Il peut arriver qu’un ouvrage livré soit défectueux, c’est-à-dire qu’il ne correspond pas à la qualité convenue ou attendue, pour des raisons imputables au maître de l’ouvrage uniquement. Se pose alors la question de savoir comment l’entrepreneur, qui exécute les instructions du maître, peut être entièrement ou partiellement exonéré de la garantie pour les défauts (art. 369 CO).

Devoir d’avis de l’entrepreneur et résiliation pour justes motifs

La situation particulière d’un défaut de l’ouvrage non imputable à faute de l’entrepreneur se présente notamment lorsque le maître de l’ouvrage a donné des ordres ne respectant pas les règles de l’art ou les prescriptions de sécurité, ceci malgré les mises en garde de l’entrepreneur.

Devoir d’avis formel de l’entrepreneur

L’entrepreneur a un devoir d’avis formel, dès lors qu’il constate ou aurait dû constater que les instructions reçues du maître de l’ouvrage sont erronées ou qu’elles lui imposent des responsabilités qu’il estime ne pas pouvoir assumer, comme la mise en danger de tiers. Dans tous les cas, l’entrepreneur est tenu d’informer immédiatement le maître de toute circonstance qui compromet l’ouvrage (art. 365 al. 3 CO). S’il ne le fait pas, l’entrepreneur engage sa responsabilité. En cas de défaut de l’ouvrage, il sera tenu de le réparer selon les droits de garantie prévue à l’art. 368 CO. Par ailleurs, il risque également d’engager sa responsabilité civile et pénale si les travaux ne respectent pas les prescriptions de sécurité.
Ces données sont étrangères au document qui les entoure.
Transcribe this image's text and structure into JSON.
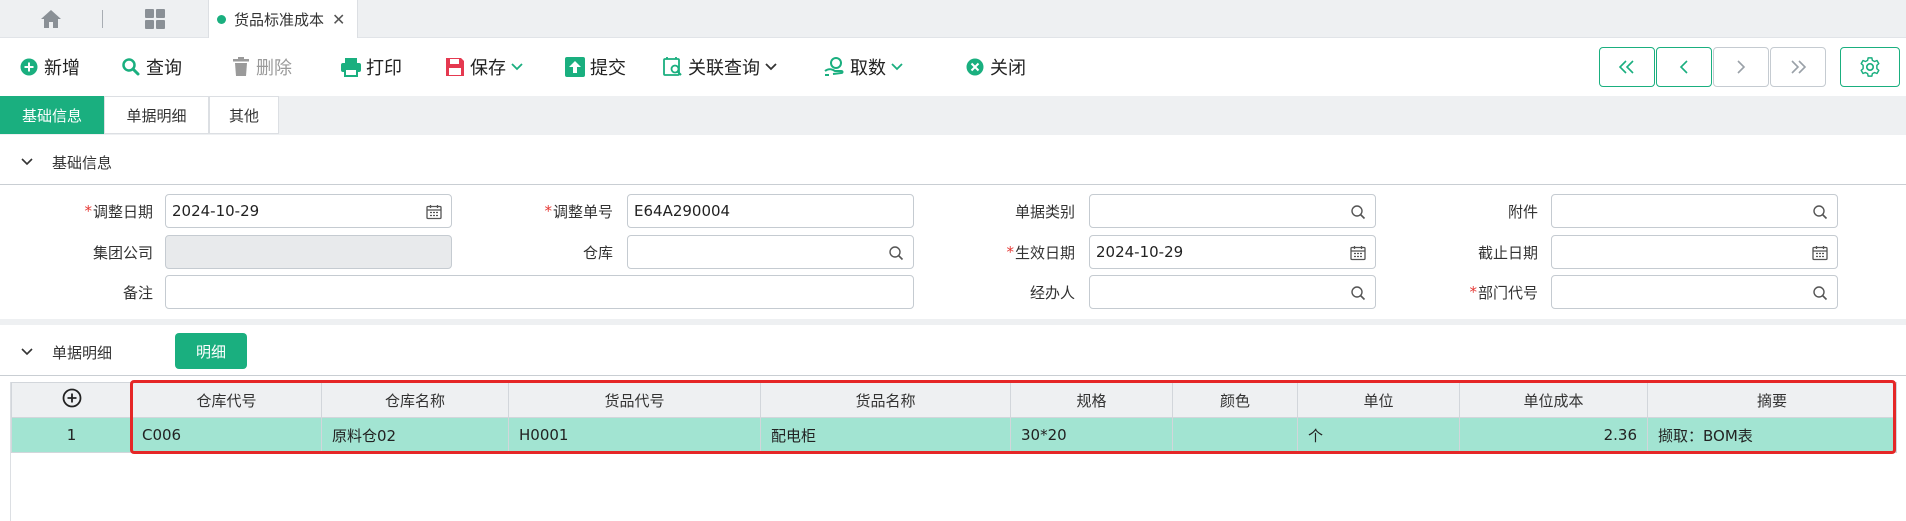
{
  "tabbar": {
    "doc_tab_label": "货品标准成本",
    "close_glyph": "✕"
  },
  "toolbar": {
    "new": "新增",
    "query": "查询",
    "delete": "删除",
    "print": "打印",
    "save": "保存",
    "submit": "提交",
    "related_query": "关联查询",
    "fetch": "取数",
    "close": "关闭"
  },
  "subtabs": [
    "基础信息",
    "单据明细",
    "其他"
  ],
  "sections": {
    "basic": "基础信息",
    "detail": "单据明细",
    "detail_tab": "明细"
  },
  "form": {
    "adjust_date": {
      "label": "调整日期",
      "value": "2024-10-29",
      "required": true
    },
    "adjust_no": {
      "label": "调整单号",
      "value": "E64A290004",
      "required": true
    },
    "doc_type": {
      "label": "单据类别",
      "value": ""
    },
    "attachment": {
      "label": "附件",
      "value": ""
    },
    "group_company": {
      "label": "集团公司",
      "value": ""
    },
    "warehouse": {
      "label": "仓库",
      "value": ""
    },
    "effective_date": {
      "label": "生效日期",
      "value": "2024-10-29",
      "required": true
    },
    "end_date": {
      "label": "截止日期",
      "value": ""
    },
    "remark": {
      "label": "备注",
      "value": ""
    },
    "handler": {
      "label": "经办人",
      "value": ""
    },
    "dept_code": {
      "label": "部门代号",
      "value": "",
      "required": true
    },
    "required_mark": "*"
  },
  "table": {
    "columns": [
      "仓库代号",
      "仓库名称",
      "货品代号",
      "货品名称",
      "规格",
      "颜色",
      "单位",
      "单位成本",
      "摘要"
    ],
    "rows": [
      {
        "index": "1",
        "wh_code": "C006",
        "wh_name": "原料仓02",
        "item_code": "H0001",
        "item_name": "配电柜",
        "spec": "30*20",
        "color": "",
        "unit": "个",
        "unit_cost": "2.36",
        "summary": "撷取：BOM表"
      }
    ]
  },
  "colors": {
    "accent": "#1aaf7f",
    "selected_row": "#a2e4d2",
    "highlight_box": "#e52727",
    "required": "#e53935"
  }
}
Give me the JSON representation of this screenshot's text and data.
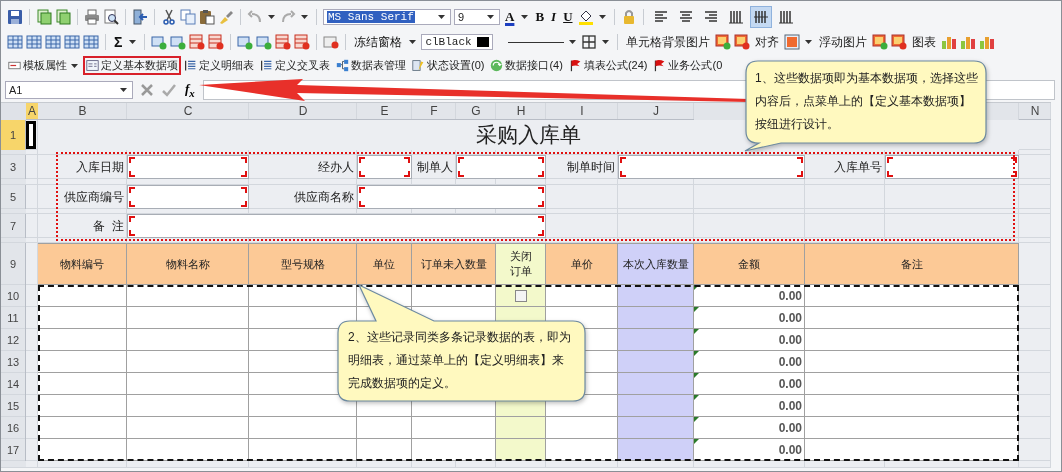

L’exigence d’avis formel par l’entrepreneur pour que le défaut soit imputable au maître de l’ouvrage repose sur le fait que, dans le contrat, l’entrepreneur est la partie la plus qualifiée. Dans les situations où la norme SIA 118 est intégrée aux rapports contractuels, l’art. 25 SIA-118 précise que le devoir d’avis existe dans une moindre mesure seulement lorsque le maître de l’ouvrage est lui-même plus qualifié que l’entrepreneur, et ce y compris s’il fait appel à des spécialistes ayant des compétences techniques supérieures pour le représenter. Dans le cas où le maître de l’ouvrage ne dispose pas de compétences techniques et n’est pas non plus représenté, l’avis formel est essentiel.

En pratique et pour une question de preuve, il est vivement recommandé de procéder à cet avis par un écrit (courrier recommandé) et de demander au maître de l’ouvrage de confirmer ses directives en toute connaissance de cause. Si l’avis est tout de même donné oralement, l’art. 25 al. 2 SIA-118 stipule qu’il doit être contresigné dans un procès-verbal.

Résiliation du contrat pour justes motifs

A toutes fins utiles, il convient de rappeler que, selon la jurisprudence du Tribunal fédéral, l’entrepreneur, tout comme le maître de l’ouvrage, a la possibilité de résilier le contrat d’entreprise pour de justes motifs. Constituent de justes motifs les circonstances qui, selon les règles de la bonne foi, ne permettent pas d’exiger la continuation des rapports contractuels, par exemple en raison d’un comportement fautif du client allant à l’encontre des règles de l’art ou mettant en danger la vie et l’intégrité physique de tiers.

L’entrepreneur aurait donc un juste motif de résiliation dans une situation où l’entrepreneur l’engage, malgré son avis contraire, à ne pas respecter les prescriptions de sécurité. En effet, une décharge signée par le maître de l’ouvrage à ce sujet ne préserverait pas l’entrepreneur de poursuites civiles et pénales.